From Baltimore Sun
A few months ago, I was having lunch with a friend. When her dramatically inclined 6-year-old son wrapped a scarf around his head, she offhandedly commented, “Careful, or we’ll have to put you through a metal detector.”
Weeks after that, I was lucky enough to join one of the Navy’s tours of its aircraft carriers — I got to go on the new USS George H. W. Bush — and a well-intentioned colleague said he was surprised they let me on board, given my Pakistani roots. (The Navy itself had no qualms about my place of birth.) That comment was followed the next week by another joke about terrorism and Pakistanis.
And just a few weeks ago, I ran into a friend and his brother at the airport. The brother heard my friend, who is not Pakistani, speak a few words of Urdu to me, and warned jokingly that he might be detained at security for his utterances.
A common defense of such ethnic stereotyping is that it is based in truth. In this case, my friends were making light reference to some undisputed facts: that most terrorists nowadays are Muslim and originate from Muslim countries, including Pakistan.

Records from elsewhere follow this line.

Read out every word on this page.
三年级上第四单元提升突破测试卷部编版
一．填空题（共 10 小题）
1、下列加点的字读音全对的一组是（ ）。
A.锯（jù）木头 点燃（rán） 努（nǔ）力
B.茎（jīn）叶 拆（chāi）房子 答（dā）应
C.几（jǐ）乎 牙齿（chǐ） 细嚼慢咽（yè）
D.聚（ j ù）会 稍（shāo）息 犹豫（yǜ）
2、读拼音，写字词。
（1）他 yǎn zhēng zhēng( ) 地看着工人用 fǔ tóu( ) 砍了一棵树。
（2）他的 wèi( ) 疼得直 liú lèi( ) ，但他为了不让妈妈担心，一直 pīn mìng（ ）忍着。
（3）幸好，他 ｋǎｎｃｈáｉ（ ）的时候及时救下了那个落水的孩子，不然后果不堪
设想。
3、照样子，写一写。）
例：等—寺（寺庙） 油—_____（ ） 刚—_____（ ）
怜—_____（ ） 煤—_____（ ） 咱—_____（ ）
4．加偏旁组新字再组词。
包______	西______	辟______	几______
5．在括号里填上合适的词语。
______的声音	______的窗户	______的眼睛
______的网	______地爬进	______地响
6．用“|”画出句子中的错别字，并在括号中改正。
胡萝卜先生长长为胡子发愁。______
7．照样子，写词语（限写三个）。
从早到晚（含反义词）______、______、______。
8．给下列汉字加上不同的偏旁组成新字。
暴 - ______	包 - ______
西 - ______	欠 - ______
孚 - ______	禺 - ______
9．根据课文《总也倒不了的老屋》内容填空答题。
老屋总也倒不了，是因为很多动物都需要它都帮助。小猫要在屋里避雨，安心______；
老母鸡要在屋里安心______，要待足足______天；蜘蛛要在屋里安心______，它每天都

This is similar to noting any mundane fact about any ethnic group — for example, that there are high crime rates in black communities, or that a disproportionate number of black men are in jail. Those particular observations, however, do not give most Americans license to make an offhand joke about a black friend or colleague being a criminal. On the contrary, comments like that would be deemed racist at best and good material for a workplace lawsuit at worst.